Legislative remedies no antidote to ‘Smith’ decision
In the 1990 case of Employment Div., v. Smith, the Supreme Court held that generally applicable health, welfare and safety laws pose no First Amendment free-exercise clause problem even if they severely infringe on religious practices. According to the holding in Smith, only laws that specifically target religion give rise to a free-exercise claim. Smith overruled a 30-year line of cases in which the court had balanced the extent of a general law’s “accidental” interference with religion against the importance of the government’s regulatory interest. When the accidental interference with religion outweighed the government’s interest in applying the law to a religious practice, the free-exercise clause required that the religiously motivated conduct be exempted from the general regulation. The court’s pre-Smith jurisprudence intuitively recognized that tyranny of the majority would be manifested more often through neutral laws passed without regard to minority religious interests than through laws intended to suppress minority religions.
In response to the Smith decision, a coalition of libertarians and religious organizations pressed Congress to legislatively reinstate what they understood to be the pre-Smith jurisprudence. The result was the Religious Freedom Restoration Act of 1993 (RFRA), which was quickly struck down by the Supreme Court as a legislative action that exceeded the specifically delegated legislative powers of Congress. The numerous supporters of RFRA have responded to that setback with a two-part strategy: a) the proposed Religious Liberty Protection Act (RLPA), which is a rewrite of RFRA that applies only in those areas that are subject to one of Congress’s delegated legislative powers (e.g., federal spending programs), and b) RFRAs passed by each state legislature.
Although this new strategy solves the legislative power problem that sank the original RFRA, any attempt at a legislative fix for the court’s misstep in Smith is problematic for three reasons.
First, RLPA and the state RFRAs require a religious exception to any generally applicable law unless the government can show a “compelling interest” in applying the law to the religious conduct. Prior to Smith, the court applied the compelling-interest test only to the most serious accidental impairments of religion. Less serious accidental impairments were sustained on the basis of far less than “compelling” regulatory interests. Because the compelling interest test is the most demanding standard that the Supreme Court has ever devised, its application by RLPA and the state RFRAs will create many more religious exemptions than the court would have created pursuant to its pre-Smith balancing jurisprudence.
Second and more important, the religious exceptions created by RLPA and the state RFRAs are preferential treatment of religion that is not required by the free-exercise clause after Smith. Preferential treatment of religion over nonreligion violates the establishment clause.

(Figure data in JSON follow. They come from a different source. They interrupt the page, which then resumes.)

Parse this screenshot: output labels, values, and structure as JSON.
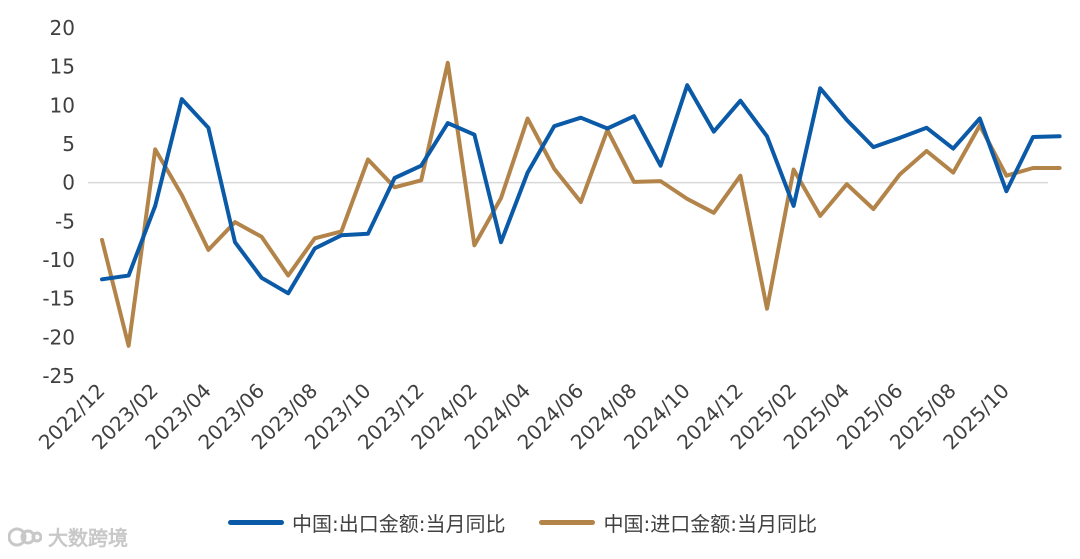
{
  "chart_data": {
    "type": "line",
    "x": [
      "2022/12",
      "2023/01",
      "2023/02",
      "2023/03",
      "2023/04",
      "2023/05",
      "2023/06",
      "2023/07",
      "2023/08",
      "2023/09",
      "2023/10",
      "2023/11",
      "2023/12",
      "2024/01",
      "2024/02",
      "2024/03",
      "2024/04",
      "2024/05",
      "2024/06",
      "2024/07",
      "2024/08",
      "2024/09",
      "2024/10",
      "2024/11",
      "2024/12",
      "2025/01",
      "2025/02",
      "2025/03",
      "2025/04",
      "2025/05",
      "2025/06",
      "2025/07",
      "2025/08",
      "2025/09",
      "2025/10",
      "2025/11",
      "2025/12"
    ],
    "x_tick_labels": [
      "2022/12",
      "2023/02",
      "2023/04",
      "2023/06",
      "2023/08",
      "2023/10",
      "2023/12",
      "2024/02",
      "2024/04",
      "2024/06",
      "2024/08",
      "2024/10",
      "2024/12",
      "2025/02",
      "2025/04",
      "2025/06",
      "2025/08",
      "2025/10"
    ],
    "series": [
      {
        "name": "中国:出口金额:当月同比",
        "color": "#0b5aa8",
        "values": [
          -12.5,
          -12.0,
          -3.0,
          10.8,
          7.1,
          -7.7,
          -12.3,
          -14.3,
          -8.5,
          -6.8,
          -6.6,
          0.6,
          2.2,
          7.7,
          6.2,
          -7.7,
          1.3,
          7.3,
          8.4,
          7.0,
          8.6,
          2.2,
          12.6,
          6.6,
          10.6,
          6.0,
          -3.0,
          12.2,
          8.1,
          4.6,
          5.8,
          7.1,
          4.4,
          8.3,
          -1.1,
          5.9,
          6.0
        ]
      },
      {
        "name": "中国:进口金额:当月同比",
        "color": "#b38449",
        "values": [
          -7.4,
          -21.1,
          4.3,
          -1.6,
          -8.7,
          -5.1,
          -7.0,
          -12.0,
          -7.2,
          -6.3,
          3.0,
          -0.6,
          0.3,
          15.5,
          -8.1,
          -2.0,
          8.3,
          1.8,
          -2.5,
          6.8,
          0.1,
          0.2,
          -2.1,
          -3.9,
          0.9,
          -16.3,
          1.7,
          -4.3,
          -0.2,
          -3.4,
          1.1,
          4.1,
          1.3,
          7.4,
          0.9,
          1.9,
          1.9
        ]
      }
    ],
    "y_ticks": [
      20,
      15,
      10,
      5,
      0,
      -5,
      -10,
      -15,
      -20,
      -25
    ],
    "ylim": [
      -25,
      20
    ],
    "legend_position": "bottom",
    "grid": false,
    "title": "",
    "xlabel": "",
    "ylabel": ""
  },
  "watermark": {
    "text": "大数跨境"
  }
}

Third and most important, pursuing a legislative fix for Smith leaves unchallenged the basic holding in Smith that accidental interferences raise no First Amendment problem. This principle applies equally well to free speech, as Justice Antonin Scalia argued in his concurring opinion in Barnes v. Glen Theatre. The result of this logical extension would be that accidental interferences with speech (usually known as time, place, or manner restrictions) would raise no First Amendment problem no matter how serious the interference.
Only the Supreme Court can remedy its analytical misstep in Smith. The vigorous efforts of RFRA-RLPA proponents should be redirected to persuading the court to overrule Smith at the earliest opportunity.
— Tom McCoy is a professor with the Vanderbilt University School of Law and a legal correspondent for the First Amendment Center.